Three members of the police department—Corporal Chattillion, Officer Green and Officer Soules—were honored with a CIT Intervention of the Year award for their response to a resident who was threatening suicide, including making initial contact with him at home, continually working to de-escalate the situation, and developing a rapport with the subject so he could be evaluated and treated by medical staff.

In the sheriff's office, Deputy Anderson received a CIT Intervention of the Year for her skills in helping an inmate at the County jail. After arriving at the jail, the inmate continued to be uncooperative and combative with deputies and staff.

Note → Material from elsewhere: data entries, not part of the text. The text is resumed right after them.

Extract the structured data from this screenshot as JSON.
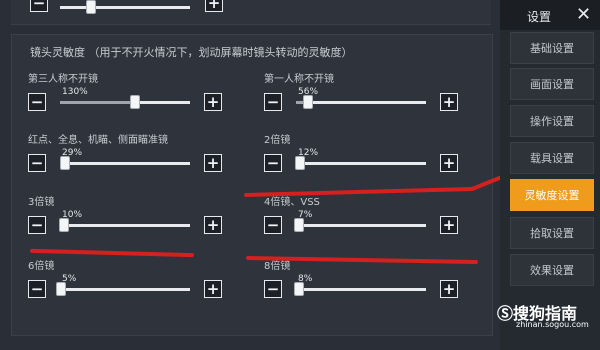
{
  "sidebar": {
    "title": "设置",
    "close_icon": "close-icon",
    "items": [
      {
        "label": "基础设置",
        "active": false
      },
      {
        "label": "画面设置",
        "active": false
      },
      {
        "label": "操作设置",
        "active": false
      },
      {
        "label": "载具设置",
        "active": false
      },
      {
        "label": "灵敏度设置",
        "active": true
      },
      {
        "label": "拾取设置",
        "active": false
      },
      {
        "label": "效果设置",
        "active": false
      }
    ]
  },
  "section": {
    "title": "镜头灵敏度 （用于不开火情况下，划动屏幕时镜头转动的灵敏度）"
  },
  "sliders": [
    {
      "label": "第三人称不开镜",
      "value": "130%",
      "level": 0.58
    },
    {
      "label": "第一人称不开镜",
      "value": "56%",
      "level": 0.09
    },
    {
      "label": "红点、全息、机瞄、侧面瞄准镜",
      "value": "29%",
      "level": 0.04
    },
    {
      "label": "2倍镜",
      "value": "12%",
      "level": 0.03
    },
    {
      "label": "3倍镜",
      "value": "10%",
      "level": 0.03
    },
    {
      "label": "4倍镜、VSS",
      "value": "7%",
      "level": 0.02
    },
    {
      "label": "6倍镜",
      "value": "5%",
      "level": 0.01
    },
    {
      "label": "8倍镜",
      "value": "8%",
      "level": 0.02
    }
  ],
  "buttons": {
    "minus": "−",
    "plus": "+"
  },
  "watermark": {
    "brand": "搜狗指南",
    "url": "zhinan.sogou.com",
    "icon": "sogou-logo"
  },
  "colors": {
    "accent": "#ef9b1c",
    "annotation": "#d61f1f"
  }
}
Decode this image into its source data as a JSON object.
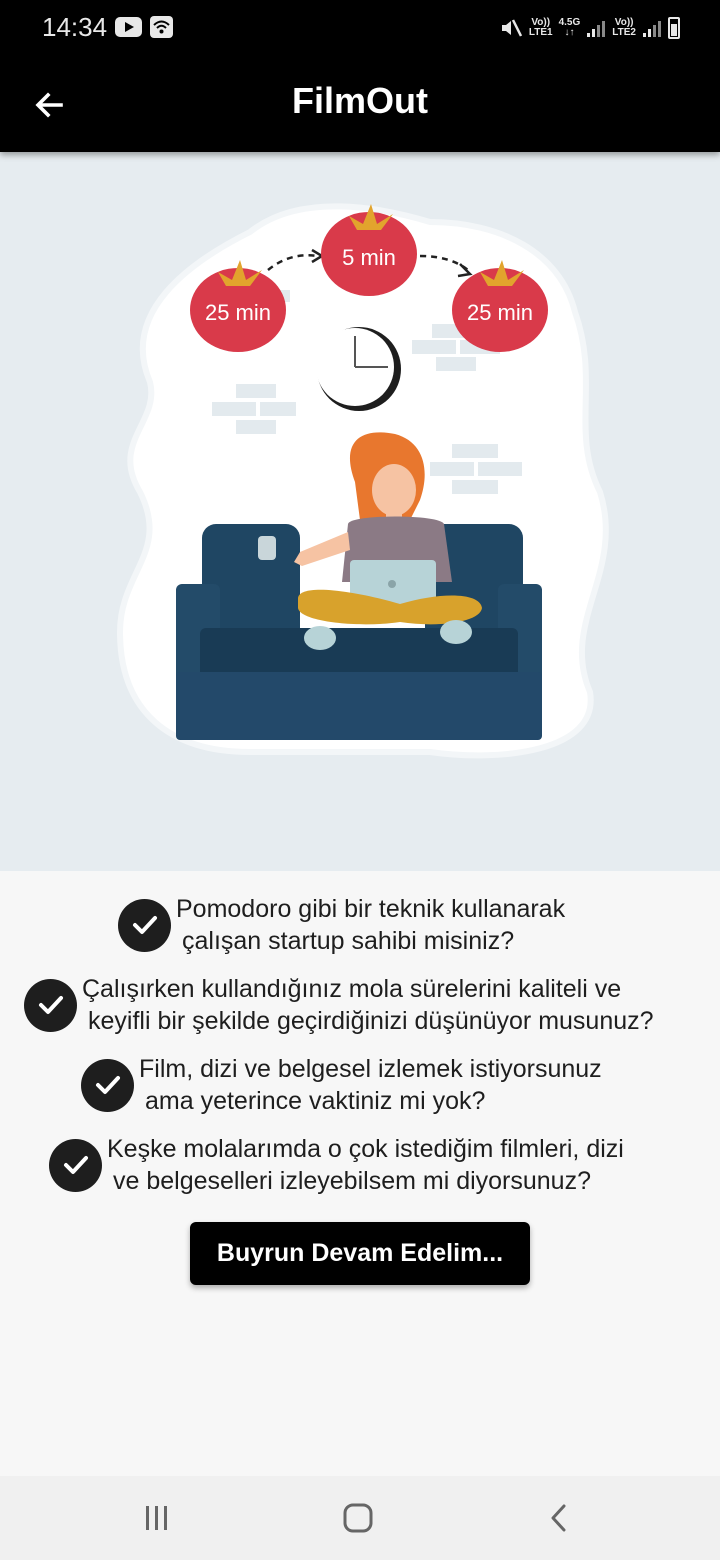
{
  "status_bar": {
    "time": "14:34",
    "sim1_top": "Vo))",
    "sim1_bottom": "LTE1",
    "network_type": "4.5G",
    "sim2_top": "Vo))",
    "sim2_bottom": "LTE2",
    "icons": [
      "youtube-icon",
      "wifi-icon",
      "mute-icon",
      "signal-icon",
      "battery-icon"
    ]
  },
  "app_bar": {
    "title": "FilmOut",
    "back_icon": "arrow-left-icon"
  },
  "hero": {
    "timer_left": "25 min",
    "timer_middle": "5 min",
    "timer_right": "25 min"
  },
  "questions": [
    {
      "line1": "Pomodoro gibi bir teknik kullanarak",
      "line2": "çalışan startup sahibi misiniz?"
    },
    {
      "line1": "Çalışırken kullandığınız mola sürelerini kaliteli ve",
      "line2": "keyifli bir şekilde geçirdiğinizi düşünüyor musunuz?"
    },
    {
      "line1": "Film, dizi ve belgesel izlemek istiyorsunuz",
      "line2": "ama yeterince vaktiniz mi yok?"
    },
    {
      "line1": "Keşke molalarımda o çok istediğim filmleri, dizi",
      "line2": "ve belgeselleri izleyebilsem mi diyorsunuz?"
    }
  ],
  "cta": {
    "label": "Buyrun Devam Edelim..."
  },
  "colors": {
    "bar_background": "#000000",
    "hero_background": "#e6ecf0",
    "tomato": "#d93a4a",
    "sofa": "#1f4663",
    "text": "#1e1e1e"
  },
  "nav_bar": {
    "icons": [
      "recent-apps-icon",
      "home-icon",
      "back-nav-icon"
    ]
  }
}
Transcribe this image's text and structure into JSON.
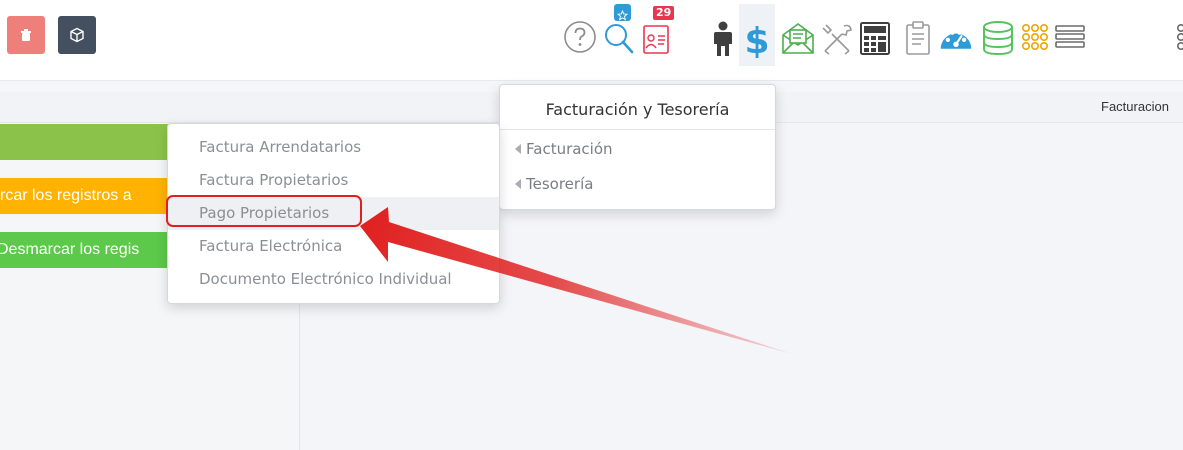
{
  "toolbar": {
    "left_buttons": [
      {
        "name": "trash-icon"
      },
      {
        "name": "cube-icon"
      }
    ],
    "icons": [
      {
        "name": "help-icon"
      },
      {
        "name": "favorites-search-icon"
      },
      {
        "name": "calendar-contact-icon",
        "badge": "29"
      },
      {
        "name": "person-icon"
      },
      {
        "name": "dollar-icon",
        "active": true
      },
      {
        "name": "mail-open-icon"
      },
      {
        "name": "tools-icon"
      },
      {
        "name": "calculator-icon"
      },
      {
        "name": "clipboard-icon"
      },
      {
        "name": "dashboard-icon"
      },
      {
        "name": "database-icon"
      },
      {
        "name": "grid-dots-icon"
      },
      {
        "name": "list-icon"
      }
    ]
  },
  "strip": {
    "right_text": "Facturacion"
  },
  "left_bars": {
    "orange_text": "rcar los registros a",
    "lime_text": "Desmarcar los regis"
  },
  "menu_right": {
    "title": "Facturación y Tesorería",
    "items": [
      "Facturación",
      "Tesorería"
    ]
  },
  "menu_left": {
    "items": [
      "Factura Arrendatarios",
      "Factura Propietarios",
      "Pago Propietarios",
      "Factura Electrónica",
      "Documento Electrónico Individual"
    ],
    "highlighted": "Pago Propietarios"
  },
  "colors": {
    "trash": "#ee7f7a",
    "cube": "#44505f",
    "green_bar": "#8bc34a",
    "orange_bar": "#ffb300",
    "lime_bar": "#5cc94a",
    "annotation": "#e02020"
  }
}
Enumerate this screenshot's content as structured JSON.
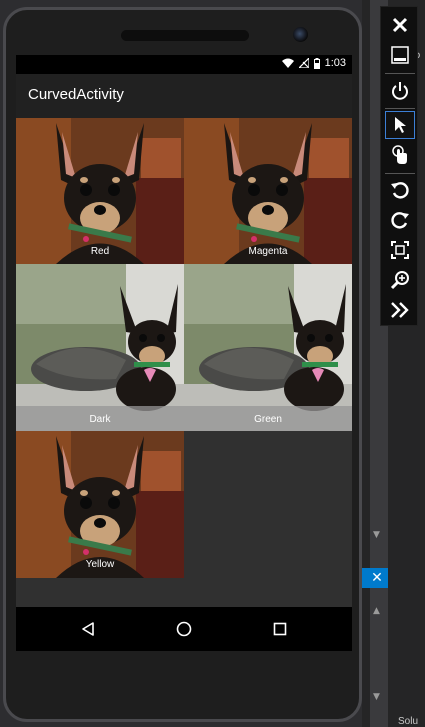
{
  "device": {
    "status_time": "1:03",
    "app_title": "CurvedActivity"
  },
  "tiles": [
    {
      "label": "Red",
      "photo": "chihuahua-portrait"
    },
    {
      "label": "Magenta",
      "photo": "chihuahua-portrait"
    },
    {
      "label": "Dark",
      "photo": "chihuahua-with-cat"
    },
    {
      "label": "Green",
      "photo": "chihuahua-with-cat"
    },
    {
      "label": "Yellow",
      "photo": "chihuahua-portrait"
    }
  ],
  "emulator_toolbar": {
    "icons": [
      "close-icon",
      "minimize-icon",
      "power-icon",
      "pointer-icon",
      "touch-icon",
      "rotate-left-icon",
      "rotate-right-icon",
      "screenshot-icon",
      "zoom-icon",
      "more-icon"
    ]
  },
  "ide": {
    "panel_label": "Solu"
  },
  "colors": {
    "appbar": "#212121",
    "screen_bg": "#303030",
    "ide_accent": "#007acc"
  }
}
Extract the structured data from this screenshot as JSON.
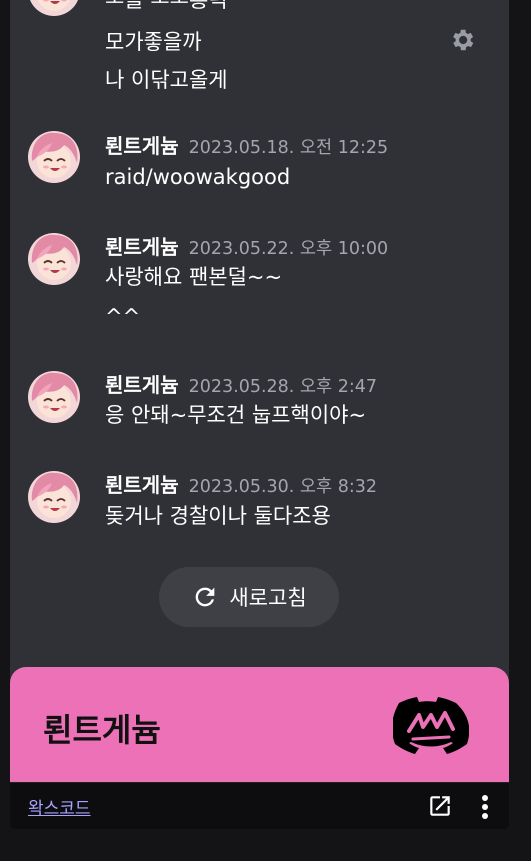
{
  "messages": {
    "group0": {
      "lines": [
        "ㅗ믈 ㅗㅗ흥녁",
        "모가좋을까",
        "나 이닦고올게"
      ]
    },
    "group1": {
      "author": "뢴트게늄",
      "timestamp": "2023.05.18. 오전 12:25",
      "lines": [
        "raid/woowakgood"
      ]
    },
    "group2": {
      "author": "뢴트게늄",
      "timestamp": "2023.05.22. 오후 10:00",
      "lines": [
        "사랑해요 팬본덜~~",
        "^^"
      ]
    },
    "group3": {
      "author": "뢴트게늄",
      "timestamp": "2023.05.28. 오후 2:47",
      "lines": [
        "응 안돼~무조건 눕프핵이야~"
      ]
    },
    "group4": {
      "author": "뢴트게늄",
      "timestamp": "2023.05.30. 오후 8:32",
      "lines": [
        "돚거나 경찰이나 둘다조용"
      ]
    }
  },
  "refresh_button": {
    "label": "새로고침",
    "icon": "refresh-icon"
  },
  "settings": {
    "icon": "gear-icon"
  },
  "banner": {
    "title": "뢴트게늄",
    "logo": "discord-logo",
    "color": "#ec71b6"
  },
  "footer": {
    "link_text": "왁스코드",
    "open_icon": "external-link-icon",
    "more_icon": "more-vertical-icon"
  }
}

Anderson was able to use a combination of communication skills, empathy and patience to help the inmate comply and get her the treatment she needed.

About CIT

In 2008, the Arlington County Police Department and the County's Department of Human Services established the Crisis Intervention Team (CIT) program. It is internationally recognized for its work to unite law enforcement officers, emergency dispatchers, mental health treatment providers, consumers of mental health services and other community agencies to help connect individuals with community resources, emergency assessments and crisis stabilization services.

Arlington police officers have approximately 2,100 interactions a year with individuals suffering mental illness. Nearly 70 percent of the police department's operations division staff is CIT-trained, and CIT officers are available 24/7 to assist with mental health emergencies.